You can use it. The only downside is that you will add to the sulfates in your water. You also end up adding sulfates when you use non-chlorine shock (potassium monopersulfate or KPMS). This is not a problem unless the sulfates get really high at which point it starts to affect water chemistry a little bit (makes the water more corrosive and less likely to scale), but it would take a heck of a lot of sulfates to cause that so I wouldn't worry about it (300 ppm of sulfates would be equivalent to lowering the pH by 0.1). Just get Muriatic Acid whenever you run out of this stuff.

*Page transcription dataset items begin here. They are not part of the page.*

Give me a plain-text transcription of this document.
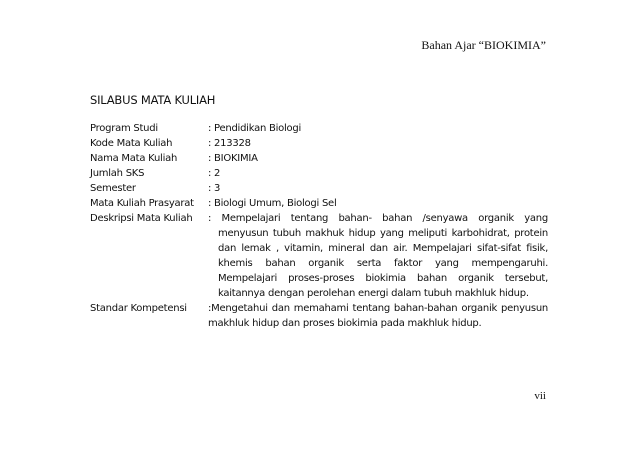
Bahan Ajar “BIOKIMIA”
SILABUS MATA KULIAH
Program Studi	: Pendidikan Biologi
Kode Mata Kuliah	: 213328
Nama Mata Kuliah	: BIOKIMIA
Jumlah SKS	: 2
Semester	: 3
Mata Kuliah Prasyarat	: Biologi Umum, Biologi Sel
Deskripsi Mata Kuliah	: Mempelajari tentang bahan- bahan /senyawa organik yang menyusun tubuh makhuk hidup yang meliputi karbohidrat, protein dan lemak , vitamin, mineral dan air. Mempelajari sifat-sifat fisik, khemis bahan organik serta faktor yang mempengaruhi. Mempelajari proses-proses biokimia bahan organik tersebut, kaitannya dengan perolehan energi dalam tubuh makhluk hidup.
Standar Kompetensi	:Mengetahui dan memahami tentang bahan-bahan organik penyusun makhluk hidup dan proses biokimia pada makhluk hidup.
vii
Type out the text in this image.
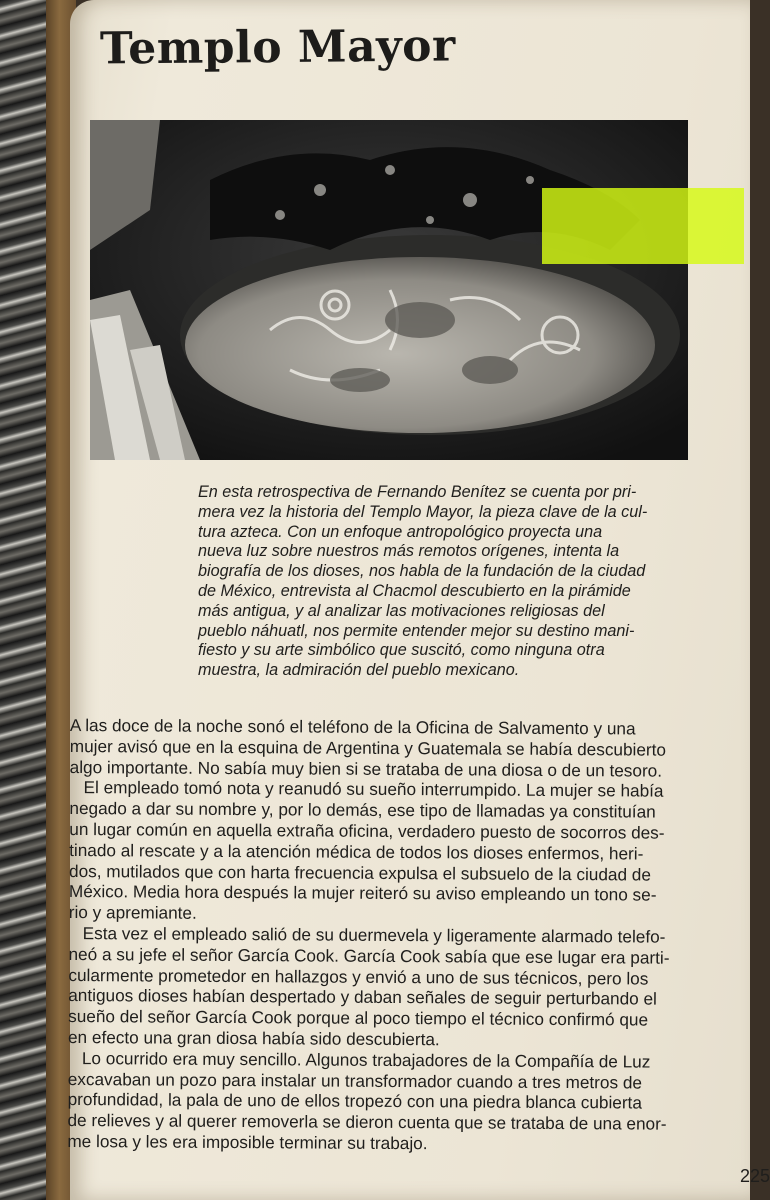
Templo Mayor
En esta retrospectiva de Fernando Benítez se cuenta por pri-
mera vez la historia del Templo Mayor, la pieza clave de la cul-
tura azteca. Con un enfoque antropológico proyecta una
nueva luz sobre nuestros más remotos orígenes, intenta la
biografía de los dioses, nos habla de la fundación de la ciudad
de México, entrevista al Chacmol descubierto en la pirámide
más antigua, y al analizar las motivaciones religiosas del
pueblo náhuatl, nos permite entender mejor su destino mani-
fiesto y su arte simbólico que suscitó, como ninguna otra
muestra, la admiración del pueblo mexicano.
A las doce de la noche sonó el teléfono de la Oficina de Salvamento y una
mujer avisó que en la esquina de Argentina y Guatemala se había descubierto
algo importante. No sabía muy bien si se trataba de una diosa o de un tesoro.
El empleado tomó nota y reanudó su sueño interrumpido. La mujer se había
negado a dar su nombre y, por lo demás, ese tipo de llamadas ya constituían
un lugar común en aquella extraña oficina, verdadero puesto de socorros des-
tinado al rescate y a la atención médica de todos los dioses enfermos, heri-
dos, mutilados que con harta frecuencia expulsa el subsuelo de la ciudad de
México. Media hora después la mujer reiteró su aviso empleando un tono se-
rio y apremiante.
Esta vez el empleado salió de su duermevela y ligeramente alarmado telefo-
neó a su jefe el señor García Cook. García Cook sabía que ese lugar era parti-
cularmente prometedor en hallazgos y envió a uno de sus técnicos, pero los
antiguos dioses habían despertado y daban señales de seguir perturbando el
sueño del señor García Cook porque al poco tiempo el técnico confirmó que
en efecto una gran diosa había sido descubierta.
Lo ocurrido era muy sencillo. Algunos trabajadores de la Compañía de Luz
excavaban un pozo para instalar un transformador cuando a tres metros de
profundidad, la pala de uno de ellos tropezó con una piedra blanca cubierta
de relieves y al querer removerla se dieron cuenta que se trataba de una enor-
me losa y les era imposible terminar su trabajo.
225
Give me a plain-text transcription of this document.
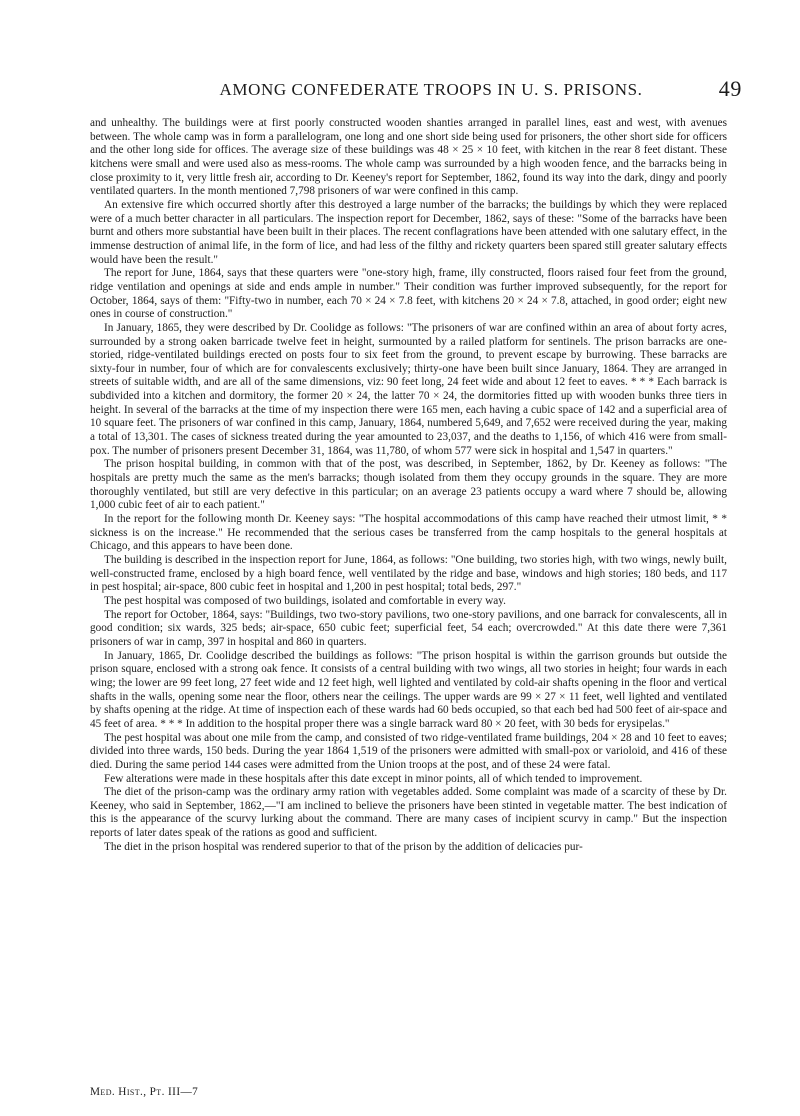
AMONG CONFEDERATE TROOPS IN U. S. PRISONS.	49

and unhealthy. The buildings were at first poorly constructed wooden shanties arranged in parallel lines, east and west, with avenues between. The whole camp was in form a parallelogram, one long and one short side being used for prisoners, the other short side for officers and the other long side for offices. The average size of these buildings was 48 × 25 × 10 feet, with kitchen in the rear 8 feet distant. These kitchens were small and were used also as mess-rooms. The whole camp was surrounded by a high wooden fence, and the barracks being in close proximity to it, very little fresh air, according to Dr. Keeney's report for September, 1862, found its way into the dark, dingy and poorly ventilated quarters. In the month mentioned 7,798 prisoners of war were confined in this camp.

An extensive fire which occurred shortly after this destroyed a large number of the barracks; the buildings by which they were replaced were of a much better character in all particulars. The inspection report for December, 1862, says of these: "Some of the barracks have been burnt and others more substantial have been built in their places. The recent conflagrations have been attended with one salutary effect, in the immense destruction of animal life, in the form of lice, and had less of the filthy and rickety quarters been spared still greater salutary effects would have been the result."

The report for June, 1864, says that these quarters were "one-story high, frame, illy constructed, floors raised four feet from the ground, ridge ventilation and openings at side and ends ample in number." Their condition was further improved subsequently, for the report for October, 1864, says of them: "Fifty-two in number, each 70 × 24 × 7.8 feet, with kitchens 20 × 24 × 7.8, attached, in good order; eight new ones in course of construction."

In January, 1865, they were described by Dr. Coolidge as follows: "The prisoners of war are confined within an area of about forty acres, surrounded by a strong oaken barricade twelve feet in height, surmounted by a railed platform for sentinels. The prison barracks are one-storied, ridge-ventilated buildings erected on posts four to six feet from the ground, to prevent escape by burrowing. These barracks are sixty-four in number, four of which are for convalescents exclusively; thirty-one have been built since January, 1864. They are arranged in streets of suitable width, and are all of the same dimensions, viz: 90 feet long, 24 feet wide and about 12 feet to eaves. * * * Each barrack is subdivided into a kitchen and dormitory, the former 20 × 24, the latter 70 × 24, the dormitories fitted up with wooden bunks three tiers in height. In several of the barracks at the time of my inspection there were 165 men, each having a cubic space of 142 and a superficial area of 10 square feet. The prisoners of war confined in this camp, January, 1864, numbered 5,649, and 7,652 were received during the year, making a total of 13,301. The cases of sickness treated during the year amounted to 23,037, and the deaths to 1,156, of which 416 were from small-pox. The number of prisoners present December 31, 1864, was 11,780, of whom 577 were sick in hospital and 1,547 in quarters."

The prison hospital building, in common with that of the post, was described, in September, 1862, by Dr. Keeney as follows: "The hospitals are pretty much the same as the men's barracks; though isolated from them they occupy grounds in the square. They are more thoroughly ventilated, but still are very defective in this particular; on an average 23 patients occupy a ward where 7 should be, allowing 1,000 cubic feet of air to each patient."

In the report for the following month Dr. Keeney says: "The hospital accommodations of this camp have reached their utmost limit, * * sickness is on the increase." He recommended that the serious cases be transferred from the camp hospitals to the general hospitals at Chicago, and this appears to have been done.

The building is described in the inspection report for June, 1864, as follows: "One building, two stories high, with two wings, newly built, well-constructed frame, enclosed by a high board fence, well ventilated by the ridge and base, windows and high stories; 180 beds, and 117 in pest hospital; air-space, 800 cubic feet in hospital and 1,200 in pest hospital; total beds, 297."

The pest hospital was composed of two buildings, isolated and comfortable in every way.

The report for October, 1864, says: "Buildings, two two-story pavilions, two one-story pavilions, and one barrack for convalescents, all in good condition; six wards, 325 beds; air-space, 650 cubic feet; superficial feet, 54 each; overcrowded." At this date there were 7,361 prisoners of war in camp, 397 in hospital and 860 in quarters.

In January, 1865, Dr. Coolidge described the buildings as follows: "The prison hospital is within the garrison grounds but outside the prison square, enclosed with a strong oak fence. It consists of a central building with two wings, all two stories in height; four wards in each wing; the lower are 99 feet long, 27 feet wide and 12 feet high, well lighted and ventilated by cold-air shafts opening in the floor and vertical shafts in the walls, opening some near the floor, others near the ceilings. The upper wards are 99 × 27 × 11 feet, well lighted and ventilated by shafts opening at the ridge. At time of inspection each of these wards had 60 beds occupied, so that each bed had 500 feet of air-space and 45 feet of area. * * * In addition to the hospital proper there was a single barrack ward 80 × 20 feet, with 30 beds for erysipelas."

The pest hospital was about one mile from the camp, and consisted of two ridge-ventilated frame buildings, 204 × 28 and 10 feet to eaves; divided into three wards, 150 beds. During the year 1864 1,519 of the prisoners were admitted with small-pox or varioloid, and 416 of these died. During the same period 144 cases were admitted from the Union troops at the post, and of these 24 were fatal.

Few alterations were made in these hospitals after this date except in minor points, all of which tended to improvement.

The diet of the prison-camp was the ordinary army ration with vegetables added. Some complaint was made of a scarcity of these by Dr. Keeney, who said in September, 1862,—"I am inclined to believe the prisoners have been stinted in vegetable matter. The best indication of this is the appearance of the scurvy lurking about the command. There are many cases of incipient scurvy in camp." But the inspection reports of later dates speak of the rations as good and sufficient.

The diet in the prison hospital was rendered superior to that of the prison by the addition of delicacies pur-

Med. Hist., Pt. III—7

As for how much to use, it is very close to the Muriatic Acid in effective acid concentration per volume, though you can verify this by looking at the bottle to see how much it says to use to lower pH. Though sulfuric acid has two hydrogen (H2SO4) compared to hydrochloric acid (HCl), it is more than double the molecular weight so this along with the 38.5% vs. 31.45% cancels out (I suspect they chose 38.5% concentration so that the acid was close to the 31.45% Muriatic Acid concentration).
One cup of sulfuric acid in 10,000 gallons adds 5.9 ppm of sulfates so it would take a whole lot of acid before you started to see any impact from the sulfates. One cup of non-chlorine shock (KMPS) adds 5.1 ppm of sulfates so is about the same in that effect.